The correct order of ionic radius is:
A.$Ce\, > \,Sm\, > \,Tb\, > \,Lu$
B.$Lu\, > \,Tb\, > \,Sm\, > \,Ce$
C.$Tb\, > \,Lu\, > \,Sm\, > \,Ce$
D.$Sm\, > \,Tb\, > \,Lu\, > \,Ce$

Answer 1

Hint:The above elements are from the Lanthanides series which are having a total of $15$ elements starting from Lanthanum and ending with lutetium. If you know the periodic trends in periodic tables then you will see that radii decreases as we move from left to right and it increases on moving down the group.

Complete step-by-step answer:In periodic table, it was seen that when arrangements of elements are seen from left to right there is a decrease in atomic radii as well as ionic radii. This decrease can be understood on the basis of size of atom and also from the nuclear attraction that electrons feel from the nucleus.

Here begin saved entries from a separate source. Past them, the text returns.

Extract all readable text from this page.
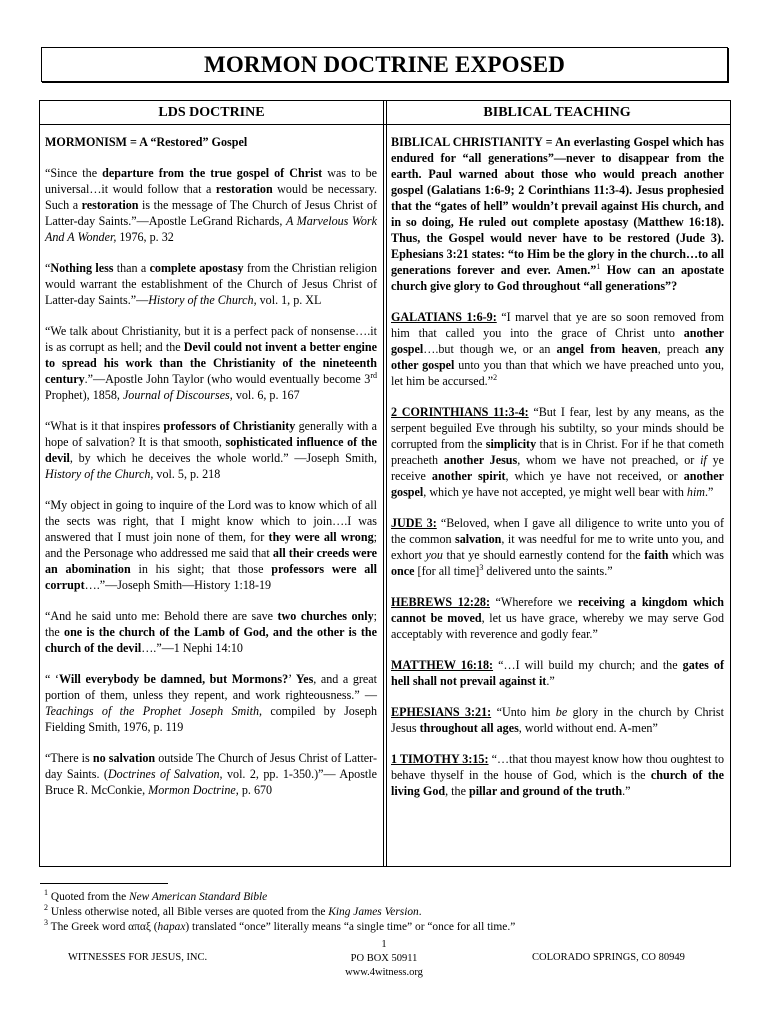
MORMON DOCTRINE EXPOSED
LDS DOCTRINE	BIBLICAL TEACHING
MORMONISM = A “Restored” Gospel
“Since the departure from the true gospel of Christ was to be universal…it would follow that a restoration would be necessary. Such a restoration is the message of The Church of Jesus Christ of Latter-day Saints.”—Apostle LeGrand Richards, A Marvelous Work And A Wonder, 1976, p. 32
“Nothing less than a complete apostasy from the Christian religion would warrant the establishment of the Church of Jesus Christ of Latter-day Saints.”—History of the Church, vol. 1, p. XL
“We talk about Christianity, but it is a perfect pack of nonsense….it is as corrupt as hell; and the Devil could not invent a better engine to spread his work than the Christianity of the nineteenth century.”—Apostle John Taylor (who would eventually become 3rd Prophet), 1858, Journal of Discourses, vol. 6, p. 167
“What is it that inspires professors of Christianity generally with a hope of salvation? It is that smooth, sophisticated influence of the devil, by which he deceives the whole world.” —Joseph Smith, History of the Church, vol. 5, p. 218
“My object in going to inquire of the Lord was to know which of all the sects was right, that I might know which to join….I was answered that I must join none of them, for they were all wrong; and the Personage who addressed me said that all their creeds were an abomination in his sight; that those professors were all corrupt….”—Joseph Smith—History 1:18-19
“And he said unto me: Behold there are save two churches only; the one is the church of the Lamb of God, and the other is the church of the devil….”—1 Nephi 14:10
“ ‘Will everybody be damned, but Mormons?’ Yes, and a great portion of them, unless they repent, and work righteousness.” —Teachings of the Prophet Joseph Smith, compiled by Joseph Fielding Smith, 1976, p. 119
“There is no salvation outside The Church of Jesus Christ of Latter-day Saints. (Doctrines of Salvation, vol. 2, pp. 1-350.)”— Apostle Bruce R. McConkie, Mormon Doctrine, p. 670
BIBLICAL CHRISTIANITY = An everlasting Gospel which has endured for “all generations”—never to disappear from the earth. Paul warned about those who would preach another gospel (Galatians 1:6-9; 2 Corinthians 11:3-4). Jesus prophesied that the “gates of hell” wouldn’t prevail against His church, and in so doing, He ruled out complete apostasy (Matthew 16:18). Thus, the Gospel would never have to be restored (Jude 3). Ephesians 3:21 states: “to Him be the glory in the church…to all generations forever and ever. Amen.”$^1$ How can an apostate church give glory to God throughout “all generations”?
GALATIANS 1:6-9: “I marvel that ye are so soon removed from him that called you into the grace of Christ unto another gospel….but though we, or an angel from heaven, preach any other gospel unto you than that which we have preached unto you, let him be accursed.”$^2$
2 CORINTHIANS 11:3-4: “But I fear, lest by any means, as the serpent beguiled Eve through his subtilty, so your minds should be corrupted from the simplicity that is in Christ. For if he that cometh preacheth another Jesus, whom we have not preached, or if ye receive another spirit, which ye have not received, or another gospel, which ye have not accepted, ye might well bear with him.”
JUDE 3: “Beloved, when I gave all diligence to write unto you of the common salvation, it was needful for me to write unto you, and exhort you that ye should earnestly contend for the faith which was once [for all time]$^3$ delivered unto the saints.”
HEBREWS 12:28: “Wherefore we receiving a kingdom which cannot be moved, let us have grace, whereby we may serve God acceptably with reverence and godly fear.”
MATTHEW 16:18: “…I will build my church; and the gates of hell shall not prevail against it.”
EPHESIANS 3:21: “Unto him be glory in the church by Christ Jesus throughout all ages, world without end. A-men”
1 TIMOTHY 3:15: “…that thou mayest know how thou oughtest to behave thyself in the house of God, which is the church of the living God, the pillar and ground of the truth.”
$^1$ Quoted from the New American Standard Bible
$^2$ Unless otherwise noted, all Bible verses are quoted from the King James Version.
$^3$ The Greek word απαξ (hapax) translated “once” literally means “a single time” or “once for all time.”
WITNESSES FOR JESUS, INC.
1
PO BOX 50911
www.4witness.org
COLORADO SPRINGS, CO 80949
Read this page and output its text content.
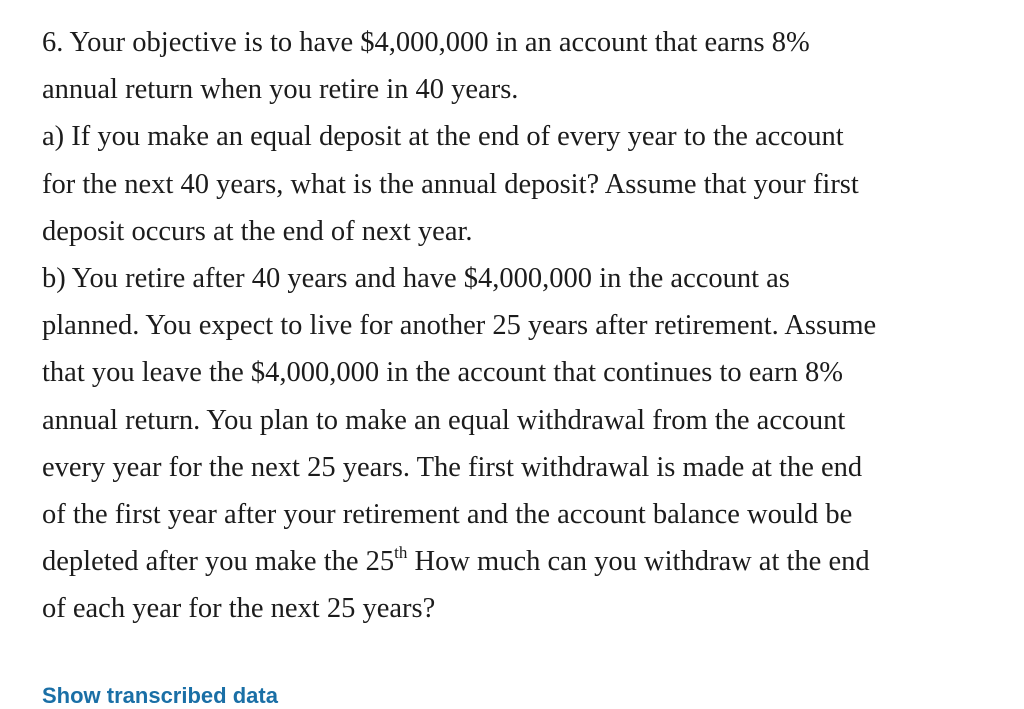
6. Your objective is to have $4,000,000 in an account that earns 8%
annual return when you retire in 40 years.
a) If you make an equal deposit at the end of every year to the account
for the next 40 years, what is the annual deposit? Assume that your first
deposit occurs at the end of next year.
b) You retire after 40 years and have $4,000,000 in the account as
planned. You expect to live for another 25 years after retirement. Assume
that you leave the $4,000,000 in the account that continues to earn 8%
annual return. You plan to make an equal withdrawal from the account
every year for the next 25 years. The first withdrawal is made at the end
of the first year after your retirement and the account balance would be
depleted after you make the 25th How much can you withdraw at the end
of each year for the next 25 years?
Show transcribed data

If we see the lanthanides, they have elements as lanthanum, cerium, praseodymium, neodymium, promethium, samarium, europium, gadolinium, terbium, dysprosium, holmium, erbium, thulium, ytterbium and al last we have lutetium. Among these elements we have to see the periodic ionic radii trends among cerium, samarium, terbium and lutetium.

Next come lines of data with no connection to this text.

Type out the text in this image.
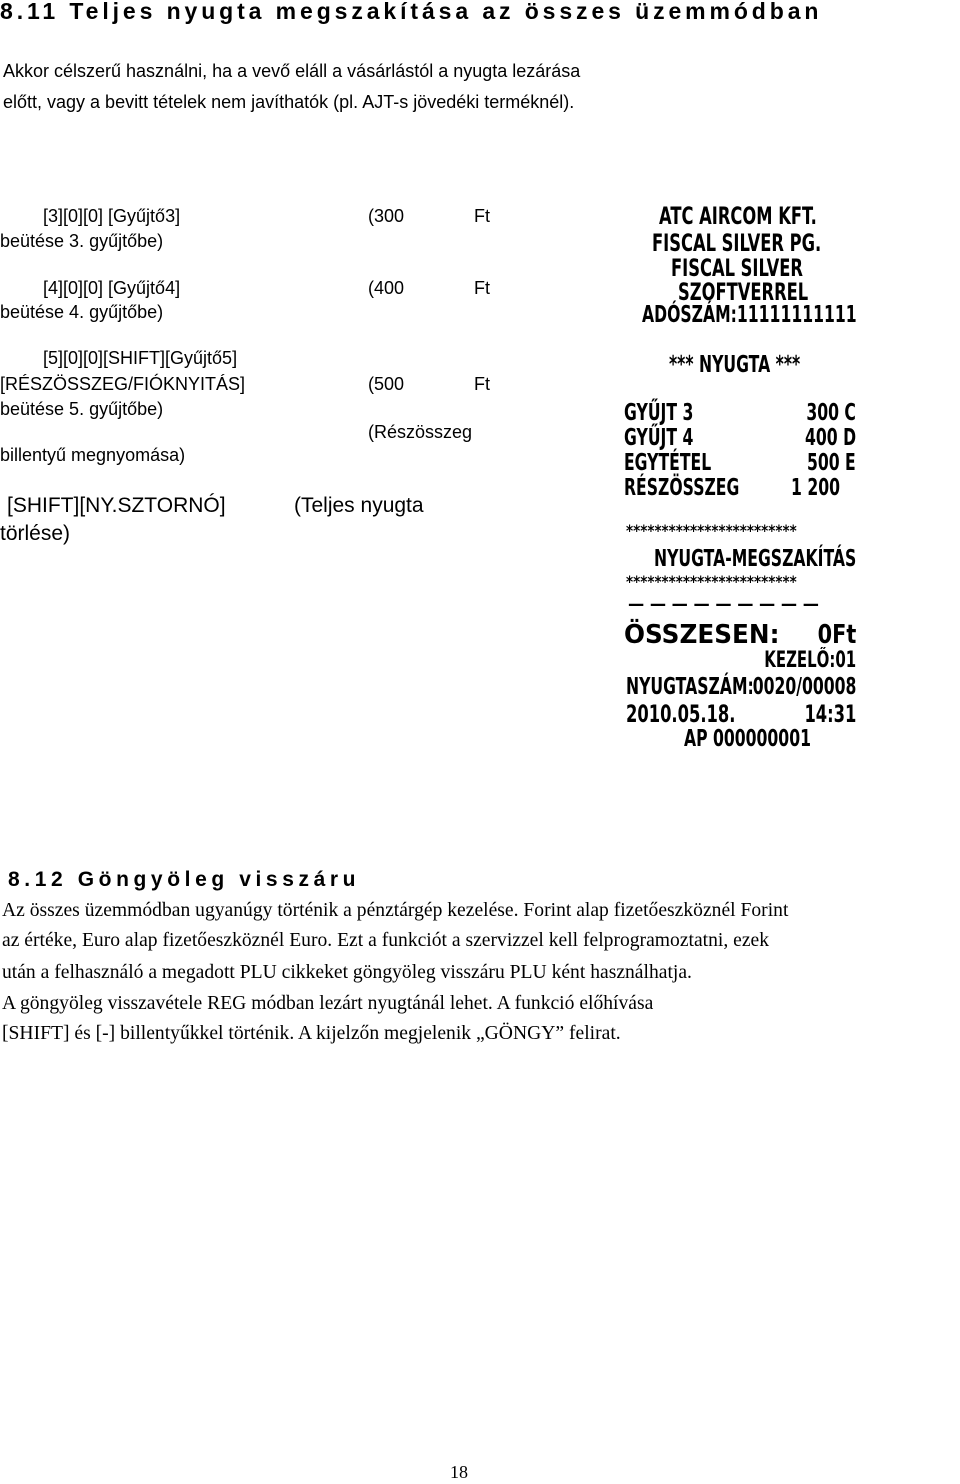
8.11 Teljes nyugta megszakítása az összes üzemmódban
Akkor célszerű használni, ha a vevő eláll a vásárlástól a nyugta lezárása
előtt, vagy a bevitt tételek nem javíthatók (pl. AJT-s jövedéki terméknél).
[3][0][0] [Gyűjtő3]	(300	Ft
beütése 3. gyűjtőbe)
[4][0][0] [Gyűjtő4]	(400	Ft
beütése 4. gyűjtőbe)
[5][0][0][SHIFT][Gyűjtő5]
[RÉSZÖSSZEG/FIÓKNYITÁS]	(500	Ft
beütése 5. gyűjtőbe)
(Részösszeg
billentyű megnyomása)
[SHIFT][NY.SZTORNÓ]	(Teljes nyugta
törlése)
ATC AIRCOM KFT.
FISCAL SILVER PG.
FISCAL SILVER
SZOFTVERREL
ADÓSZÁM:11111111111
*** NYUGTA ***
GYŰJT 3	300 C
GYŰJT 4	400 D
EGYTÉTEL	500 E
RÉSZÖSSZEG 1 200
************************
NYUGTA-MEGSZAKÍTÁS
************************
— — — — — — — — —
ÖSSZESEN: 0Ft
KEZELŐ:01
NYUGTASZÁM:
0020/00008
2010.05.18.	14:31
AP 000000001
8.12 Göngyöleg visszáru
Az összes üzemmódban ugyanúgy történik a pénztárgép kezelése. Forint alap fizetőeszköznél Forint
az értéke, Euro alap fizetőeszköznél Euro. Ezt a funkciót a szervizzel kell felprogramoztatni, ezek
után a felhasználó a megadott PLU cikkeket göngyöleg visszáru PLU ként használhatja.
A göngyöleg visszavétele REG módban lezárt nyugtánál lehet. A funkció előhívása
[SHIFT] és [-] billentyűkkel történik. A kijelzőn megjelenik „GÖNGY” felirat.
18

As we know that there is always a decrease in ionic radii, thus as we move from cerium to lutetium there will be a decrease in ionic radii. So by this biggest ion will be cerium then after that we have samarium, then terbium and at last we have lutetium. So the order will be written as
 $Ce\, > \,Sm\, > \,Tb\, > \,Lu$

Note:Whenever we have to compare the atomic size or size of the ions we firstly have to write all the elements of groups or periods according to them see which elements you have to compare for. Like above we circled the elements that we have to compare then by seeing their trend from left to right movement. There are some exceptions too.